L’Arpa locale (Agenzia regionale per la prevenzione e protezione ambientale) ha specificato che la contaminazione potrebbe essere legata a due possibili fonti: le schiume estinguenti usate in ambito aeronautico e i percolati di discarica, ovvero i liquidi che si formano quando l’acqua piovana si infiltra tra i rifiuti o quando i rifiuti stessi si decompongono.

Spostiamoci a Vicenza, zona ad alto rischio per definizione per i Pfas, per anni contaminata dalla produzione della Mitemi. I controlli effettuati da Viacqua, gestore idrico locale, su 17 pozzi privati tra Sandrigo e Bressanvido hanno rilevato concentrazioni di PFAS superiori ai nuovi limiti di legge in 9 casi. In media, i valori riscontrati risultano circa 3 volte oltre la soglia entrata in vigore il 13 luglio 2026.

Le verifiche sono state avviate dopo la rilevazione di PFAS in alcuni punti di prelievo nei Comuni di Pianezze e Schiavon, serviti dal gestore Etra e situati a Nord dell’area interessata. Gli accertamenti ambientali e sanitari sono ancora in corso e non consentono, al momento, di definire con precisione l’estensione della contaminazione.

Viacqua ha comunque precisato che l’acqua distribuita dalla rete acquedottistica pubblica rispetta i parametri di legge e può essere usata in sicurezza.

Anche in Lombardia, scrive ancora Greenpeace, i nuovi controlli stanno confermando la presenza di PFAS oltre i limiti di legge nei comuni di Credaro, Brembate di Sopra, Castelli Calepio e Cologno al Serio.
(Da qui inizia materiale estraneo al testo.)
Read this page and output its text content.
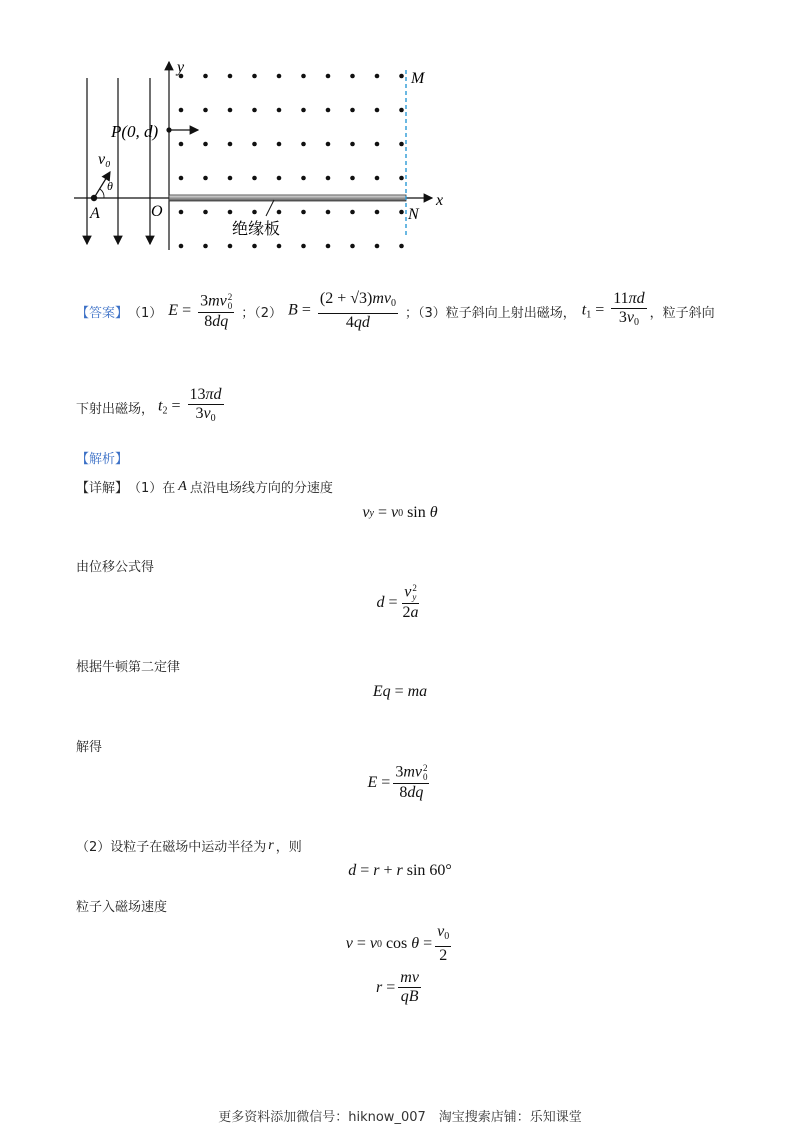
y
M
x
N
O
A
P(0, d)
v₀
θ
绝缘板
【答案】 （1） E = 3mv 2
0
8dq ；（2） $B = \frac{(2 + √3)mv_0}{4qd}$ ；（3）粒子斜向上射出磁场， $t_1 = \frac{11\pi d}{3v_0}$ ，粒子斜向
下射出磁场， $t_2 = \frac{13\pi d}{3v_0}$
【解析】
【详解】 （1）在 A 点沿电场线方向的分速度
v y = v 0 sin θ
由位移公式得
d = v 2
y
2a
根据牛顿第二定律
Eq = ma
解得
E = 3mv 2
0
8dq
（2）设粒子在磁场中运动半径为 r ，则
d = r + r sin 60°
粒子入磁场速度
v = v 0 $\cos \theta = \frac{v_0}{2}$
$r = \frac{mv}{qB}$
更多资料添加微信号：hiknow_007　淘宝搜索店铺：乐知课堂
Secondo gli ultimi aggiornamenti, le autorità starebbero valutando anche possibili misure emergenziali per rifornire di acqua potabile la popolazione, compreso l’eventuale impiego di autobotti.
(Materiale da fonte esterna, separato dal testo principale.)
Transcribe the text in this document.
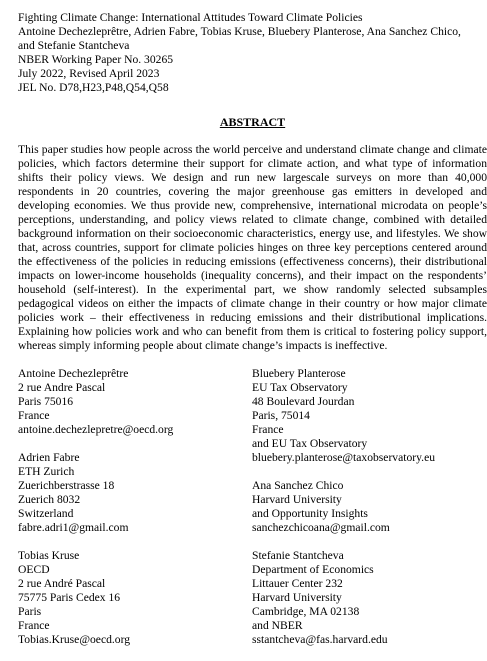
Fighting Climate Change: International Attitudes Toward Climate Policies
Antoine Dechezleprêtre, Adrien Fabre, Tobias Kruse, Bluebery Planterose, Ana Sanchez Chico,
and Stefanie Stantcheva
NBER Working Paper No. 30265
July 2022, Revised April 2023
JEL No. D78,H23,P48,Q54,Q58
ABSTRACT

This paper studies how people across the world perceive and understand climate change and climate policies, which factors determine their support for climate action, and what type of information shifts their policy views. We design and run new largescale surveys on more than 40,000 respondents in 20 countries, covering the major greenhouse gas emitters in developed and developing economies. We thus provide new, comprehensive, international microdata on people’s perceptions, understanding, and policy views related to climate change, combined with detailed background information on their socioeconomic characteristics, energy use, and lifestyles. We show that, across countries, support for climate policies hinges on three key perceptions centered around the effectiveness of the policies in reducing emissions (effectiveness concerns), their distributional impacts on lower-income households (inequality concerns), and their impact on the respondents’ household (self-interest). In the experimental part, we show randomly selected subsamples pedagogical videos on either the impacts of climate change in their country or how major climate policies work – their effectiveness in reducing emissions and their distributional implications. Explaining how policies work and who can benefit from them is critical to fostering policy support, whereas simply informing people about climate change’s impacts is ineffective.

Antoine Dechezleprêtre
2 rue Andre Pascal
Paris 75016
France
antoine.dechezlepretre@oecd.org
Adrien Fabre
ETH Zurich
Zuerichberstrasse 18
Zuerich 8032
Switzerland
fabre.adri1@gmail.com
Tobias Kruse
OECD
2 rue André Pascal
75775 Paris Cedex 16
Paris
France
Tobias.Kruse@oecd.org
Bluebery Planterose
EU Tax Observatory
48 Boulevard Jourdan
Paris, 75014
France
and EU Tax Observatory
bluebery.planterose@taxobservatory.eu
Ana Sanchez Chico
Harvard University
and Opportunity Insights
sanchezchicoana@gmail.com
Stefanie Stantcheva
Department of Economics
Littauer Center 232
Harvard University
Cambridge, MA 02138
and NBER
sstantcheva@fas.harvard.edu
“La contaminazione emersa dai primi controlli non è certo una novità” scrivono gli attivisti di Greenpeace: “Da anni denunciamo l’uso indiscriminato di Pfas in ambito industriale e le sue conseguenze su ambiente e salute”.
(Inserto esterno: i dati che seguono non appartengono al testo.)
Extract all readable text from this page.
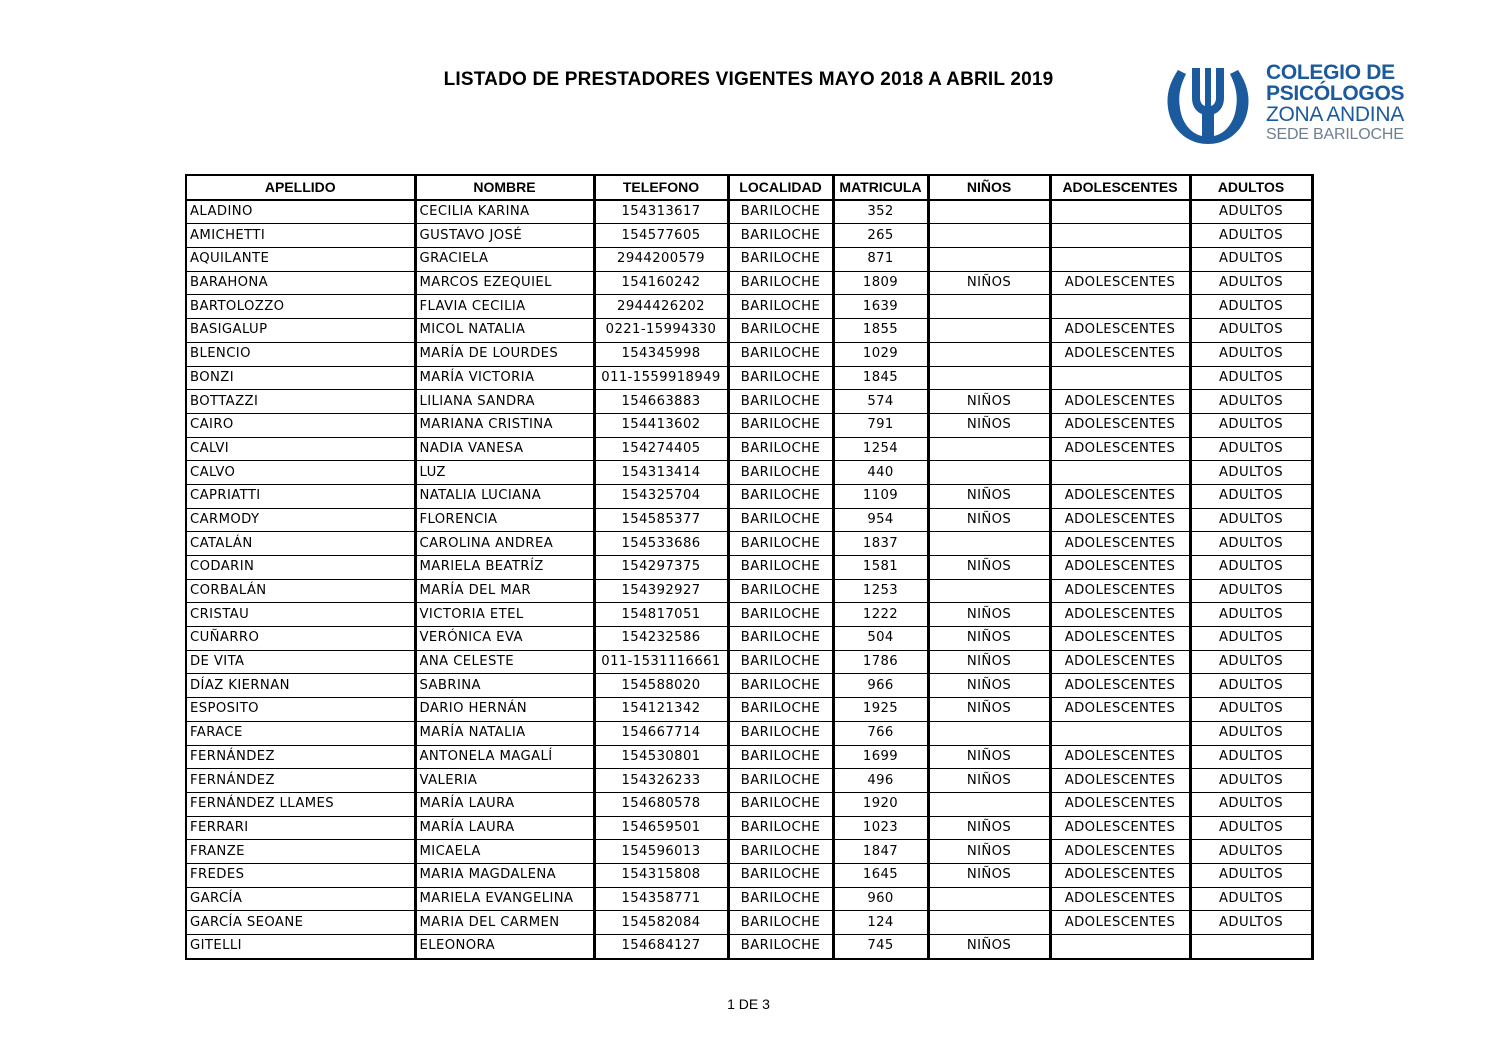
LISTADO DE PRESTADORES VIGENTES MAYO 2018 A ABRIL 2019	COLEGIO DE
PSICÓLOGOS
ZONA ANDINA
SEDE BARILOCHE
APELLIDO	NOMBRE	TELEFONO	LOCALIDAD	MATRICULA	NIÑOS	ADOLESCENTES	ADULTOS
ALADINO	CECILIA KARINA	154313617	BARILOCHE	352			ADULTOS
AMICHETTI	GUSTAVO JOSÉ	154577605	BARILOCHE	265			ADULTOS
AQUILANTE	GRACIELA	2944200579	BARILOCHE	871			ADULTOS
BARAHONA	MARCOS EZEQUIEL	154160242	BARILOCHE	1809	NIÑOS	ADOLESCENTES	ADULTOS
BARTOLOZZO	FLAVIA CECILIA	2944426202	BARILOCHE	1639			ADULTOS
BASIGALUP	MICOL NATALIA	0221-15994330	BARILOCHE	1855		ADOLESCENTES	ADULTOS
BLENCIO	MARÍA DE LOURDES	154345998	BARILOCHE	1029		ADOLESCENTES	ADULTOS
BONZI	MARÍA VICTORIA	011-1559918949	BARILOCHE	1845			ADULTOS
BOTTAZZI	LILIANA SANDRA	154663883	BARILOCHE	574	NIÑOS	ADOLESCENTES	ADULTOS
CAIRO	MARIANA CRISTINA	154413602	BARILOCHE	791	NIÑOS	ADOLESCENTES	ADULTOS
CALVI	NADIA VANESA	154274405	BARILOCHE	1254		ADOLESCENTES	ADULTOS
CALVO	LUZ	154313414	BARILOCHE	440			ADULTOS
CAPRIATTI	NATALIA LUCIANA	154325704	BARILOCHE	1109	NIÑOS	ADOLESCENTES	ADULTOS
CARMODY	FLORENCIA	154585377	BARILOCHE	954	NIÑOS	ADOLESCENTES	ADULTOS
CATALÁN	CAROLINA ANDREA	154533686	BARILOCHE	1837		ADOLESCENTES	ADULTOS
CODARIN	MARIELA BEATRÍZ	154297375	BARILOCHE	1581	NIÑOS	ADOLESCENTES	ADULTOS
CORBALÁN	MARÍA DEL MAR	154392927	BARILOCHE	1253		ADOLESCENTES	ADULTOS
CRISTAU	VICTORIA ETEL	154817051	BARILOCHE	1222	NIÑOS	ADOLESCENTES	ADULTOS
CUÑARRO	VERÓNICA EVA	154232586	BARILOCHE	504	NIÑOS	ADOLESCENTES	ADULTOS
DE VITA	ANA CELESTE	011-1531116661	BARILOCHE	1786	NIÑOS	ADOLESCENTES	ADULTOS
DÍAZ KIERNAN	SABRINA	154588020	BARILOCHE	966	NIÑOS	ADOLESCENTES	ADULTOS
ESPOSITO	DARIO HERNÁN	154121342	BARILOCHE	1925	NIÑOS	ADOLESCENTES	ADULTOS
FARACE	MARÍA NATALIA	154667714	BARILOCHE	766			ADULTOS
FERNÁNDEZ	ANTONELA MAGALÍ	154530801	BARILOCHE	1699	NIÑOS	ADOLESCENTES	ADULTOS
FERNÁNDEZ	VALERIA	154326233	BARILOCHE	496	NIÑOS	ADOLESCENTES	ADULTOS
FERNÁNDEZ LLAMES	MARÍA LAURA	154680578	BARILOCHE	1920		ADOLESCENTES	ADULTOS
FERRARI	MARÍA LAURA	154659501	BARILOCHE	1023	NIÑOS	ADOLESCENTES	ADULTOS
FRANZE	MICAELA	154596013	BARILOCHE	1847	NIÑOS	ADOLESCENTES	ADULTOS
FREDES	MARIA MAGDALENA	154315808	BARILOCHE	1645	NIÑOS	ADOLESCENTES	ADULTOS
GARCÍA	MARIELA EVANGELINA	154358771	BARILOCHE	960		ADOLESCENTES	ADULTOS
GARCÍA SEOANE	MARIA DEL CARMEN	154582084	BARILOCHE	124		ADOLESCENTES	ADULTOS
GITELLI	ELEONORA	154684127	BARILOCHE	745	NIÑOS		
1 DE 3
Quali sono le soluzioni?Sicuramente – proseguono in una nota – potenziare i monitoraggi, così come applicare i Piani di sicurezza delle acque per aumentare la capacità di intercettare in anticipo possibili eventi di contaminazione. Ma di certo la misura più efficace è agire a monte: ovvero vietare la produzione e l’uso di PFAS, sostituendoli con alternative più sicure”.